This is probably the main source of your problem:
The students answered in hours the time that they spent sitting and I divided it into the following three groups...
Breaking a continuous predictor into groups is not a good idea. If you keep the hours sitting as a continuous predictor you could use standard regression techniques to examine the relationship between your symptom severity score and hours sitting. You are otherwise making assumptions, for example, that there's a big difference between sitting for 9 hours versus 10 hours but no difference between 10 and 11 hours.
Added in response to comments:
If you have additional predictors to evaluate, perform multiple regression rather than separate regressions. Otherwise you run a risk of omitted variable bias that could affect all of your estimates of associations with outcome.
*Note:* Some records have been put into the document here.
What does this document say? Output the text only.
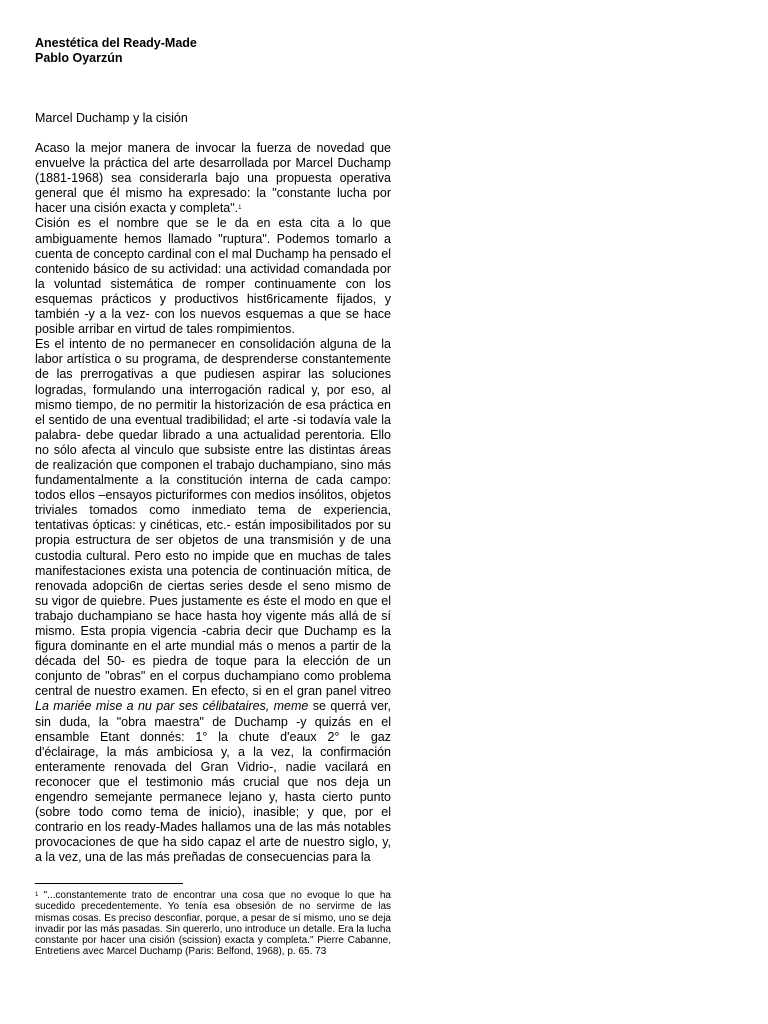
Anestética del Ready-Made

Pablo Oyarzún

Marcel Duchamp y la cisión

Acaso la mejor manera de invocar la fuerza de novedad que envuelve la práctica del arte desarrollada por Marcel Duchamp (1881-1968) sea considerarla bajo una propuesta operativa general que él mismo ha expresado: la "constante lucha por hacer una cisión exacta y completa".$^1$

Cisión es el nombre que se le da en esta cita a lo que ambiguamente hemos llamado "ruptura". Podemos tomarlo a cuenta de concepto cardinal con el mal Duchamp ha pensado el contenido básico de su actividad: una actividad comandada por la voluntad sistemática de romper continuamente con los esquemas prácticos y productivos hist6ricamente fijados, y también -y a la vez- con los nuevos esquemas a que se hace posible arribar en virtud de tales rompimientos.

Es el intento de no permanecer en consolidación alguna de la labor artística o su programa, de desprenderse constantemente de las prerrogativas a que pudiesen aspirar las soluciones logradas, formulando una interrogación radical y, por eso, al mismo tiempo, de no permitir la historización de esa práctica en el sentido de una eventual tradibilidad; el arte -si todavía vale la palabra- debe quedar librado a una actualidad perentoria. Ello no sólo afecta al vinculo que subsiste entre las distintas áreas de realización que componen el trabajo duchampiano, sino más fundamentalmente a la constitución interna de cada campo: todos ellos –ensayos picturiformes con medios insólitos, objetos triviales tomados como inmediato tema de experiencia, tentativas ópticas: y cinéticas, etc.- están imposibilitados por su propia estructura de ser objetos de una transmisión y de una custodia cultural. Pero esto no impide que en muchas de tales manifestaciones exista una potencia de continuación mítica, de renovada adopci6n de ciertas series desde el seno mismo de su vigor de quiebre. Pues justamente es éste el modo en que el trabajo duchampiano se hace hasta hoy vigente más allá de sí mismo. Esta propia vigencia -cabria decir que Duchamp es la figura dominante en el arte mundial más o menos a partir de la década del 50- es piedra de toque para la elección de un conjunto de "obras" en el corpus duchampiano como problema central de nuestro examen. En efecto, si en el gran panel vitreo La mariée mise a nu par ses célibataires, meme se querrá ver, sin duda, la "obra maestra" de Duchamp -y quizás en el ensamble Etant donnés: 1° la chute d'eaux 2° le gaz d'éclairage, la más ambiciosa y, a la vez, la confirmación enteramente renovada del Gran Vidrio-, nadie vacilará en reconocer que el testimonio más crucial que nos deja un engendro semejante permanece lejano y, hasta cierto punto (sobre todo como tema de inicio), inasible; y que, por el contrario en los ready-Mades hallamos una de las más notables provocaciones de que ha sido capaz el arte de nuestro siglo, y, a la vez, una de las más preñadas de consecuencias para la

$^1$ "...constantemente trato de encontrar una cosa que no evoque lo que ha sucedido precedentemente. Yo tenía esa obsesión de no servirme de las mismas cosas. Es preciso desconfiar, porque, a pesar de sí mismo, uno se deja invadir por las más pasadas. Sin quererlo, uno introduce un detalle. Era la lucha constante por hacer una cisión (scission) exacta y completa." Pierre Cabanne, Entretiens avec Marcel Duchamp (Paris: Belfond, 1968), p. 65. 73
If for some reason you are forced to use some form of ANOVA for these data, despite its far-from-ideal applicability, you have a few choices:
You could just do a standard ANOVA, without the Welch modification, assuming equal underlying variances around group means. That's what Christian Hennig suggested in a comment on the question. You could then use standard techniques like normal qq plots to check that assumption with the residuals.
You could use the non-parametric Kruskal-Wallis test, which addresses similar analysis as ANOVA but makes no assumptions about error distributions. With only 2 cases in one of your groups, however, I don't suspect that will be helpful.
Instead of discarding the 2 cases in group 3, you could add them into group 2. The you could do a t-test between the groups (6-9 hours; 10+ hours). If you are concerned about equal variance between the 2 groups you can used the Welch modification.
I'm very reluctant to recommend discarding data unless you have strong evidence that there was something wrong in the way it was collected.